St. Joseph, the father of Jesus, is one of New Orleans’s favorite saints. The patron saint of carpenters, his patronage is sought when one is buying, selling or repairing a house. After Katrina, signs asking for his prayers and intercession peppered the flooded landscape. His feast day, March 19, is marked by many St. Joseph altars, which are laden with food and dismantled to feed the poor. So it was inevitable that eventually there would be a bar opened in his honor. Entering the bar feels like going to church if churches made delicious mojitos. (N.B. I’d be a much better Baptist if they did.) Gilt mirrors adorn the walls and church pew benches offer patrons seating. A portrait of St. Joseph dominates the long narrow bar. According to the bartender, the owners acquired the painting for a song and planned on hanging it in their yet unnamed bar. After spending more than they bargained to restore it, they figured “What the hell?” and named the bar in the saint’s honor.
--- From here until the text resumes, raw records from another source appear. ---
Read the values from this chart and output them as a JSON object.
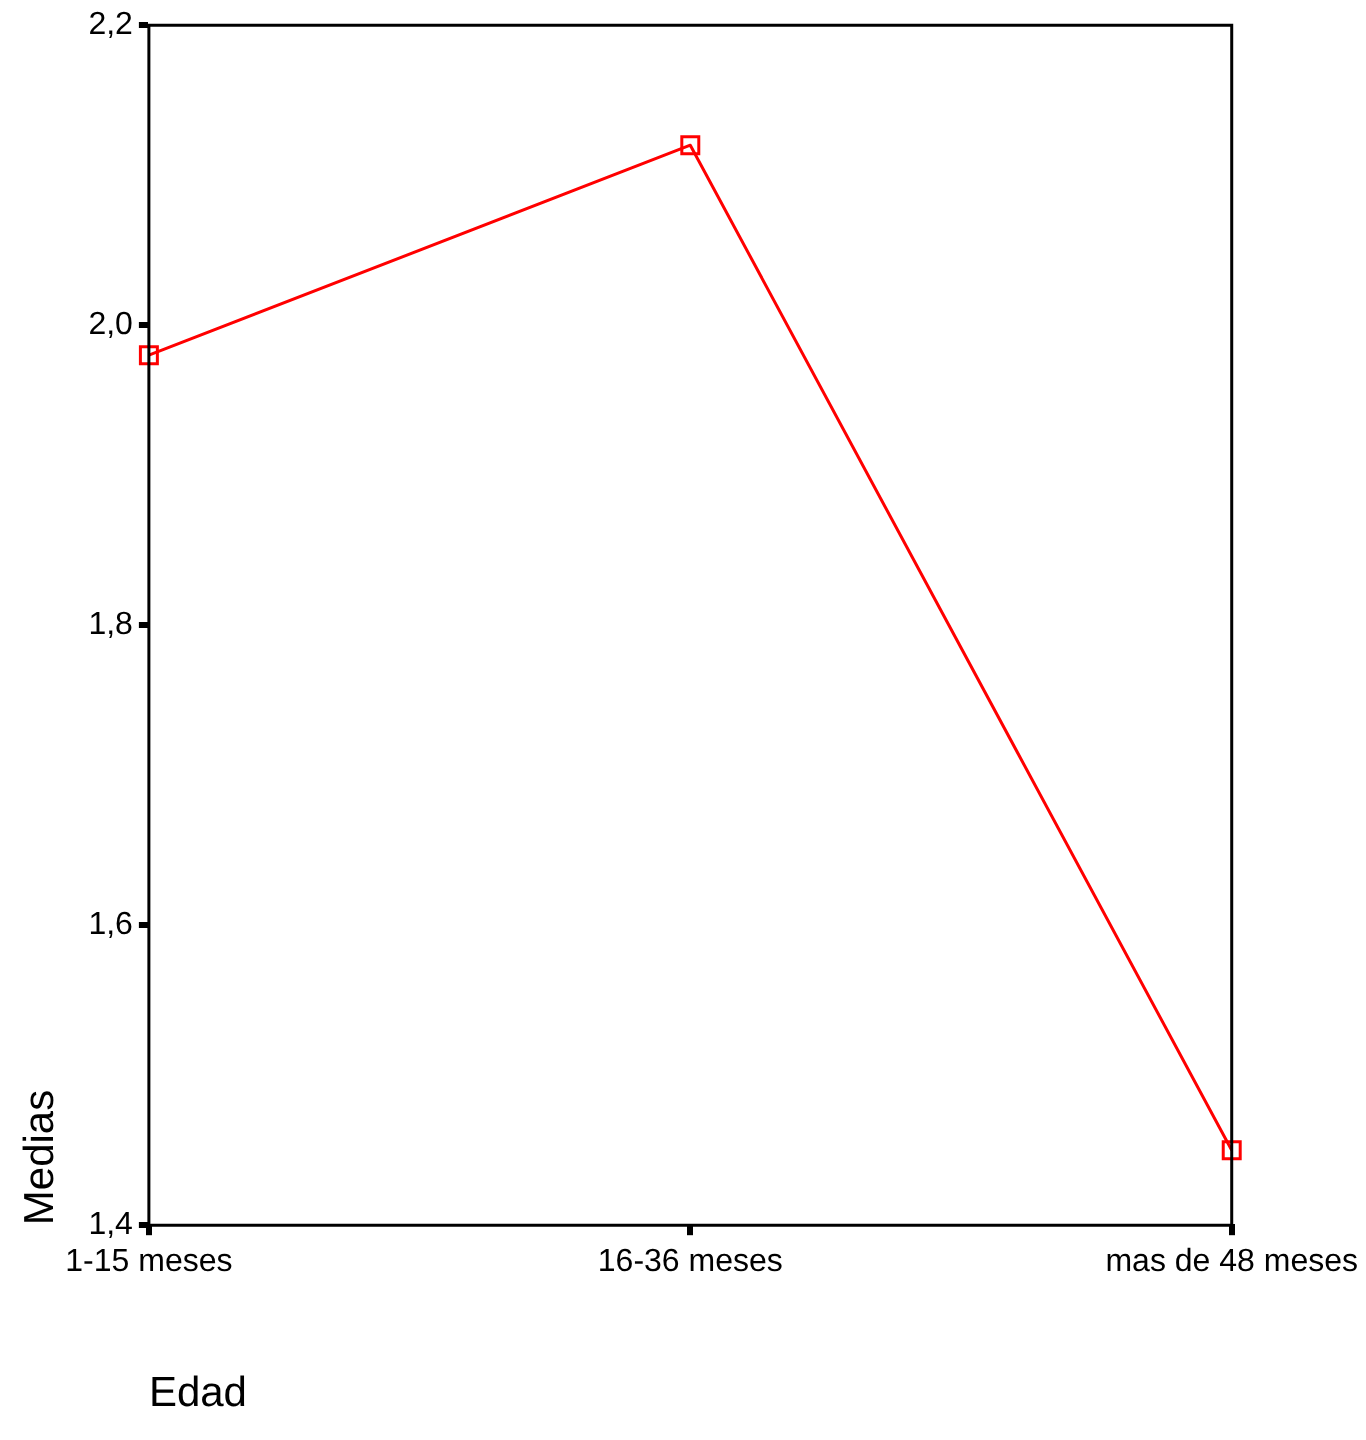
{
  "chart_data": {
    "type": "line",
    "xlabel": "Edad",
    "ylabel": "Medias",
    "categories": [
      "1-15 meses",
      "16-36 meses",
      "mas de 48 meses"
    ],
    "series": [
      {
        "color": "#ff0000",
        "values": [
          1.98,
          2.12,
          1.45
        ]
      }
    ],
    "ylim": [
      1.4,
      2.2
    ],
    "yticks": [
      {
        "value": 1.4,
        "label": "1,4"
      },
      {
        "value": 1.6,
        "label": "1,6"
      },
      {
        "value": 1.8,
        "label": "1,8"
      },
      {
        "value": 2.0,
        "label": "2,0"
      },
      {
        "value": 2.2,
        "label": "2,2"
      }
    ],
    "grid": false,
    "legend": false,
    "marker": "square",
    "line_style": "solid"
  }
}
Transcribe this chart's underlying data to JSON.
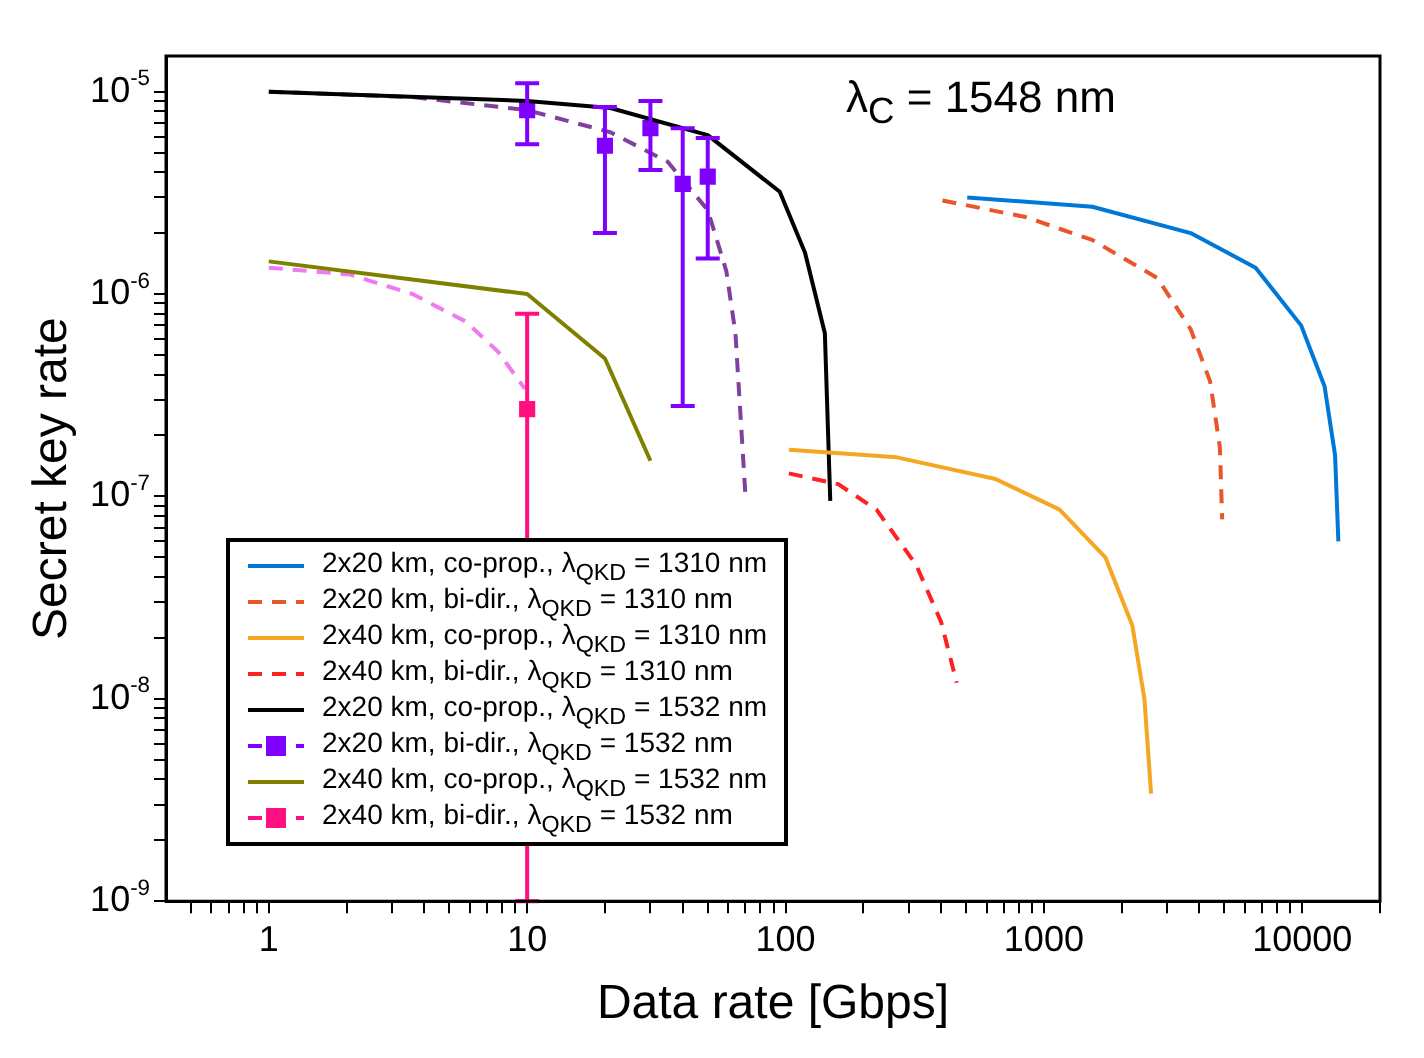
{
  "chart_data": {
    "type": "line",
    "xlabel": "Data rate [Gbps]",
    "ylabel": "Secret key rate",
    "annotations": [
      "λ$_{C}$ = 1548 nm"
    ],
    "log": "xy",
    "grid": false,
    "legend": "bottom left",
    "xlim": [
      0.4,
      20000
    ],
    "ylim": [
      1e-09,
      1.5e-05
    ],
    "xticks": [
      {
        "value": 0.5,
        "label": null
      },
      {
        "value": 0.6,
        "label": null
      },
      {
        "value": 0.7,
        "label": null
      },
      {
        "value": 0.8,
        "label": null
      },
      {
        "value": 0.9,
        "label": null
      },
      1,
      {
        "value": 2,
        "label": null
      },
      {
        "value": 3,
        "label": null
      },
      {
        "value": 4,
        "label": null
      },
      {
        "value": 5,
        "label": null
      },
      {
        "value": 6,
        "label": null
      },
      {
        "value": 7,
        "label": null
      },
      {
        "value": 8,
        "label": null
      },
      {
        "value": 9,
        "label": null
      },
      10,
      {
        "value": 20,
        "label": null
      },
      {
        "value": 30,
        "label": null
      },
      {
        "value": 40,
        "label": null
      },
      {
        "value": 50,
        "label": null
      },
      {
        "value": 60,
        "label": null
      },
      {
        "value": 70,
        "label": null
      },
      {
        "value": 80,
        "label": null
      },
      {
        "value": 90,
        "label": null
      },
      100,
      {
        "value": 200,
        "label": null
      },
      {
        "value": 300,
        "label": null
      },
      {
        "value": 400,
        "label": null
      },
      {
        "value": 500,
        "label": null
      },
      {
        "value": 600,
        "label": null
      },
      {
        "value": 700,
        "label": null
      },
      {
        "value": 800,
        "label": null
      },
      {
        "value": 900,
        "label": null
      },
      1000,
      {
        "value": 2000,
        "label": null
      },
      {
        "value": 3000,
        "label": null
      },
      {
        "value": 4000,
        "label": null
      },
      {
        "value": 5000,
        "label": null
      },
      {
        "value": 6000,
        "label": null
      },
      {
        "value": 7000,
        "label": null
      },
      {
        "value": 8000,
        "label": null
      },
      {
        "value": 9000,
        "label": null
      },
      10000,
      {
        "value": 20000,
        "label": null
      }
    ],
    "yticks": [
      {
        "value": 1e-09,
        "label": "10$^{-9}$"
      },
      {
        "value": 2e-09,
        "label": null
      },
      {
        "value": 3e-09,
        "label": null
      },
      {
        "value": 4e-09,
        "label": null
      },
      {
        "value": 5e-09,
        "label": null
      },
      {
        "value": 6e-09,
        "label": null
      },
      {
        "value": 7e-09,
        "label": null
      },
      {
        "value": 8e-09,
        "label": null
      },
      {
        "value": 9e-09,
        "label": null
      },
      {
        "value": 1e-08,
        "label": "10$^{-8}$"
      },
      {
        "value": 2e-08,
        "label": null
      },
      {
        "value": 3e-08,
        "label": null
      },
      {
        "value": 4e-08,
        "label": null
      },
      {
        "value": 5e-08,
        "label": null
      },
      {
        "value": 6e-08,
        "label": null
      },
      {
        "value": 7e-08,
        "label": null
      },
      {
        "value": 8e-08,
        "label": null
      },
      {
        "value": 9e-08,
        "label": null
      },
      {
        "value": 1e-07,
        "label": "10$^{-7}$"
      },
      {
        "value": 2e-07,
        "label": null
      },
      {
        "value": 3e-07,
        "label": null
      },
      {
        "value": 4e-07,
        "label": null
      },
      {
        "value": 5e-07,
        "label": null
      },
      {
        "value": 6e-07,
        "label": null
      },
      {
        "value": 7e-07,
        "label": null
      },
      {
        "value": 8e-07,
        "label": null
      },
      {
        "value": 9e-07,
        "label": null
      },
      {
        "value": 1e-06,
        "label": "10$^{-6}$"
      },
      {
        "value": 2e-06,
        "label": null
      },
      {
        "value": 3e-06,
        "label": null
      },
      {
        "value": 4e-06,
        "label": null
      },
      {
        "value": 5e-06,
        "label": null
      },
      {
        "value": 6e-06,
        "label": null
      },
      {
        "value": 7e-06,
        "label": null
      },
      {
        "value": 8e-06,
        "label": null
      },
      {
        "value": 9e-06,
        "label": null
      },
      {
        "value": 1e-05,
        "label": "10$^{-5}$"
      }
    ],
    "series": [
      {
        "name": "2x20 km, co-prop., λ$_{QKD}$ = 1310 nm",
        "color": "#0078d7",
        "line_style": "solid",
        "marker": "none",
        "x": [
          505,
          1540,
          3700,
          6600,
          9900,
          12200,
          13400,
          13800
        ],
        "values": [
          3e-06,
          2.7e-06,
          2e-06,
          1.35e-06,
          7e-07,
          3.5e-07,
          1.6e-07,
          6e-08
        ]
      },
      {
        "name": "2x20 km, bi-dir., λ$_{QKD}$ = 1310 nm",
        "color": "#e8562a",
        "line_style": "dashed",
        "marker": "none",
        "x": [
          405,
          850,
          1540,
          2750,
          3700,
          4400,
          4800,
          4900
        ],
        "values": [
          2.9e-06,
          2.4e-06,
          1.85e-06,
          1.2e-06,
          6.7e-07,
          3.7e-07,
          1.75e-07,
          7.7e-08
        ]
      },
      {
        "name": "2x40 km, co-prop., λ$_{QKD}$ = 1310 nm",
        "color": "#f5a623",
        "line_style": "solid",
        "marker": "none",
        "x": [
          103,
          270,
          650,
          1150,
          1730,
          2200,
          2450,
          2600
        ],
        "values": [
          1.7e-07,
          1.56e-07,
          1.22e-07,
          8.6e-08,
          5e-08,
          2.3e-08,
          1e-08,
          3.4e-09
        ]
      },
      {
        "name": "2x40 km, bi-dir., λ$_{QKD}$ = 1310 nm",
        "color": "#ff2020",
        "line_style": "dashed",
        "marker": "none",
        "x": [
          103,
          160,
          225,
          320,
          400,
          460
        ],
        "values": [
          1.3e-07,
          1.15e-07,
          8.6e-08,
          4.6e-08,
          2.4e-08,
          1.2e-08
        ]
      },
      {
        "name": "2x20 km, co-prop., λ$_{QKD}$ = 1532 nm",
        "color": "#000000",
        "line_style": "solid",
        "marker": "none",
        "x": [
          1,
          10,
          21,
          50,
          95,
          119,
          142,
          149
        ],
        "values": [
          1e-05,
          9e-06,
          8.3e-06,
          6.1e-06,
          3.2e-06,
          1.6e-06,
          6.4e-07,
          9.5e-08
        ]
      },
      {
        "name": "2x20 km, bi-dir., λ$_{QKD}$ = 1532 nm",
        "type": "scatter",
        "color": "#8000ff",
        "marker": "square",
        "x": [
          10,
          20,
          30,
          40,
          50
        ],
        "values": [
          8.1e-06,
          5.4e-06,
          6.6e-06,
          3.5e-06,
          3.8e-06
        ],
        "errors": [
          [
            5.5e-06,
            1.1e-05
          ],
          [
            2e-06,
            8.4e-06
          ],
          [
            4.1e-06,
            9e-06
          ],
          [
            2.8e-07,
            6.6e-06
          ],
          [
            1.5e-06,
            5.9e-06
          ]
        ]
      },
      {
        "color": "#8040a0",
        "line_style": "dashed",
        "marker": "none",
        "x": [
          1,
          3.6,
          10,
          21,
          35,
          50,
          59,
          64,
          70
        ],
        "values": [
          1e-05,
          9.4e-06,
          8.1e-06,
          6.3e-06,
          4.5e-06,
          2.6e-06,
          1.3e-06,
          6.4e-07,
          1e-07
        ]
      },
      {
        "name": "2x40 km, co-prop., λ$_{QKD}$ = 1532 nm",
        "color": "#808000",
        "line_style": "solid",
        "marker": "none",
        "x": [
          1,
          10,
          20,
          30
        ],
        "values": [
          1.45e-06,
          1e-06,
          4.8e-07,
          1.5e-07
        ]
      },
      {
        "name": "2x40 km, bi-dir., λ$_{QKD}$ = 1532 nm",
        "type": "scatter",
        "color": "#ff0f80",
        "marker": "square",
        "x": [
          10
        ],
        "values": [
          2.7e-07
        ],
        "errors": [
          [
            1e-09,
            8e-07
          ]
        ]
      },
      {
        "color": "#f07af0",
        "line_style": "dashed",
        "marker": "none",
        "x": [
          1,
          2.05,
          3.6,
          5.8,
          7.7,
          9.8
        ],
        "values": [
          1.35e-06,
          1.25e-06,
          1e-06,
          7.3e-07,
          5.2e-07,
          3.4e-07
        ]
      }
    ]
  }
}
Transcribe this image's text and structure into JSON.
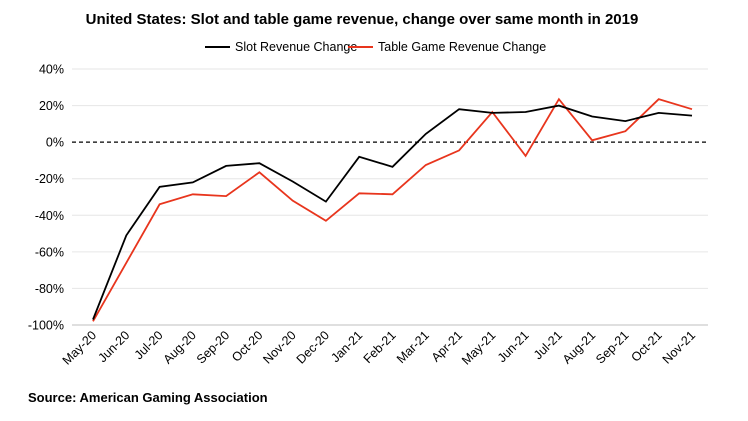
{
  "chart_data": {
    "type": "line",
    "title": "United States: Slot and table game revenue, change over same month in 2019",
    "xlabel": "",
    "ylabel": "",
    "categories": [
      "May-20",
      "Jun-20",
      "Jul-20",
      "Aug-20",
      "Sep-20",
      "Oct-20",
      "Nov-20",
      "Dec-20",
      "Jan-21",
      "Feb-21",
      "Mar-21",
      "Apr-21",
      "May-21",
      "Jun-21",
      "Jul-21",
      "Aug-21",
      "Sep-21",
      "Oct-21",
      "Nov-21"
    ],
    "ylim": [
      -100,
      40
    ],
    "yticks": [
      40,
      20,
      0,
      -20,
      -40,
      -60,
      -80,
      -100
    ],
    "ytick_labels": [
      "40%",
      "20%",
      "0%",
      "-20%",
      "-40%",
      "-60%",
      "-80%",
      "-100%"
    ],
    "grid": true,
    "zero_line": "dashed",
    "legend_position": "top",
    "series": [
      {
        "name": "Slot Revenue Change",
        "color": "#000000",
        "values": [
          -97,
          -51,
          -24.5,
          -22,
          -13,
          -11.5,
          -21.5,
          -32.5,
          -8,
          -13.5,
          4.5,
          18,
          16,
          16.5,
          20,
          14,
          11.5,
          16,
          14.5
        ]
      },
      {
        "name": "Table Game Revenue Change",
        "color": "#e8351d",
        "values": [
          -98,
          -66,
          -34,
          -28.5,
          -29.5,
          -16.5,
          -32,
          -43,
          -28,
          -28.5,
          -12.5,
          -4.5,
          16.5,
          -7.5,
          23.5,
          1,
          6,
          23.5,
          18
        ]
      }
    ]
  },
  "footer": {
    "source": "Source: American Gaming Association"
  },
  "colors": {
    "gridline": "#e6e6e6",
    "zero_line": "#000000",
    "axis": "#bfbfbf"
  }
}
Order their signature mojito (blueberry or original, your choice) and settle in for a visit or a game of pool. If you head to the back patio, the decor changes. The back bar (not always open) is dominated by massive armoire in an indeterminate Asian style. Maybe it’s Thai. Maybe it’s Indonesian. It does not look like it’s from a place where they serve mojitos. No matter; it’s still pretty. Colored lanterns hang from the ceiling, and the whole patio has a soft glow. Amid this scene of tranquil beauty, Lee points to some bushes in the corner and reports that he once got really sick there after his fifth mojito. A cautionary tale. He advises no more than three. I agree.